Reports:
The federal government is spending nearly a half a million dollars to find out why obese teenage girls have a hard time getting dates.
The National Institutes of Health (NIH) awarded a $466,642 grant last week for the study, which will examine whether social skills have an impact on why obese girls have fewer dating experiences than their less obese counterparts.
“Mounting evidence demonstrates that weight influences intimate (i.e., dating and sexual) relationship formation and sexual negotiations among adolescent girls,” the grant’s abstract states. “Obese girls consistently report having fewer dating and sexual experiences, but more sexual risk behaviors (i.e., condom nonuse) once they are sexually active.”

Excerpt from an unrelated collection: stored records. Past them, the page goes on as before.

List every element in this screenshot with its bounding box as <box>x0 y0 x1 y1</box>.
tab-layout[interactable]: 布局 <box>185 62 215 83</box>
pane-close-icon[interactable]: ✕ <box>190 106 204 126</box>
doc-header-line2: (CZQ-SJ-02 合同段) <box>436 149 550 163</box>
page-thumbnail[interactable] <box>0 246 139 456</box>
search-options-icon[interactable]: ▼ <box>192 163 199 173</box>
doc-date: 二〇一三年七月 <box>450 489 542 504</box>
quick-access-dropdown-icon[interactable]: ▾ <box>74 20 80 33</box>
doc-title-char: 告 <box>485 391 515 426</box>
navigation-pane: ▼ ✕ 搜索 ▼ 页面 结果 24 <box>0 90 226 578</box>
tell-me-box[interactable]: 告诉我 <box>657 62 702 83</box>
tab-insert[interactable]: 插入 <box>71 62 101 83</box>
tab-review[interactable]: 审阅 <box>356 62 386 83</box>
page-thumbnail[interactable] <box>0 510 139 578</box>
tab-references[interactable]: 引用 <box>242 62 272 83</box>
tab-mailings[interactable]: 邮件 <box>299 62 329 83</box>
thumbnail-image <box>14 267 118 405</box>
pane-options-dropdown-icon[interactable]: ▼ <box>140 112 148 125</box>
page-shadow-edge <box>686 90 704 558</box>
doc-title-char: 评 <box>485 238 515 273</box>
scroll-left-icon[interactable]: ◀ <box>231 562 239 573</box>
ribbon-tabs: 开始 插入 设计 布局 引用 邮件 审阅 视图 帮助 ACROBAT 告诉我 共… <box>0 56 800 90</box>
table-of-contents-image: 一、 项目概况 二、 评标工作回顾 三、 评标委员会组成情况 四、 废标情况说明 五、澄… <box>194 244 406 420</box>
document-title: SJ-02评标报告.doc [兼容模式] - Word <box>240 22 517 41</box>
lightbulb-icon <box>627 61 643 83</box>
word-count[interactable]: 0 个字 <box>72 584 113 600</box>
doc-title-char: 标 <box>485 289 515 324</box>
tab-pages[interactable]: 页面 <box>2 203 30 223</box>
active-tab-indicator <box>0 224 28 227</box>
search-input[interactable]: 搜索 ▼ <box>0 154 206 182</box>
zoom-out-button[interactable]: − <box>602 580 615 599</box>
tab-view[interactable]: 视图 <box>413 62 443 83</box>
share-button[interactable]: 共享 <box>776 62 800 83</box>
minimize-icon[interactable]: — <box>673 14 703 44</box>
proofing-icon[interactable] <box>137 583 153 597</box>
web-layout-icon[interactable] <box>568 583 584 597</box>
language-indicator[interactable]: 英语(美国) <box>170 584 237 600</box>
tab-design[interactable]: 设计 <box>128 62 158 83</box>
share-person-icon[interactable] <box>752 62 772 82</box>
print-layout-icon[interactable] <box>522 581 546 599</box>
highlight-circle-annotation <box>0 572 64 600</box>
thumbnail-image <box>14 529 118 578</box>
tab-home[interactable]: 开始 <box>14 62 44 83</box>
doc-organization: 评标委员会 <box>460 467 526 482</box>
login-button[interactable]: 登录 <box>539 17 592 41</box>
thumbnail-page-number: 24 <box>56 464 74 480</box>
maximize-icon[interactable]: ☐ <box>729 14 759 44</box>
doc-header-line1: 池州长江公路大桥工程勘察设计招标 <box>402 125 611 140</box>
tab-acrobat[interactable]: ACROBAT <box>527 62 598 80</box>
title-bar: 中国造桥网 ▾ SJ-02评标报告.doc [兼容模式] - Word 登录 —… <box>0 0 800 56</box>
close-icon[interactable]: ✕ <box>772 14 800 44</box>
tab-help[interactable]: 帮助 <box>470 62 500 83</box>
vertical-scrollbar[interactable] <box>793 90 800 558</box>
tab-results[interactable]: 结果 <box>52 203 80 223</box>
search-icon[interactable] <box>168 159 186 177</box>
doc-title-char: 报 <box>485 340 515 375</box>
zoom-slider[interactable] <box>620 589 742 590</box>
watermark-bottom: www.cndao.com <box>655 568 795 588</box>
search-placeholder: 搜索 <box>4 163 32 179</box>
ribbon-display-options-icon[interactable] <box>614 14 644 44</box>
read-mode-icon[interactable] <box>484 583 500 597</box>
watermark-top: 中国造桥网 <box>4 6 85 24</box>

“The conceptual framework that has guided this research presumes that differences in the social skills for relating to peers and intimate partners along with differences in the relationship experiences of obese and non-obese girls account for these differences,” it said.
“However, no studies have actually examined whether the interpersonal skills and intimate relationships of obese and non-obese girls differ.”
Professors at the Magee-Womens Research Institute and Foundation in Pittsburgh will try to answer this question over the next four years. The end date for the project is listed as May 2018.
The study will specifically look at whether overweight teen girls develop relationship skills later in life, and will compare their “trajectories of romantic and sexual relationship characteristics” with others. The researchers will also contrast “obese and non-obese African American and White adolescent girls.”
The grant called the project “innovative.”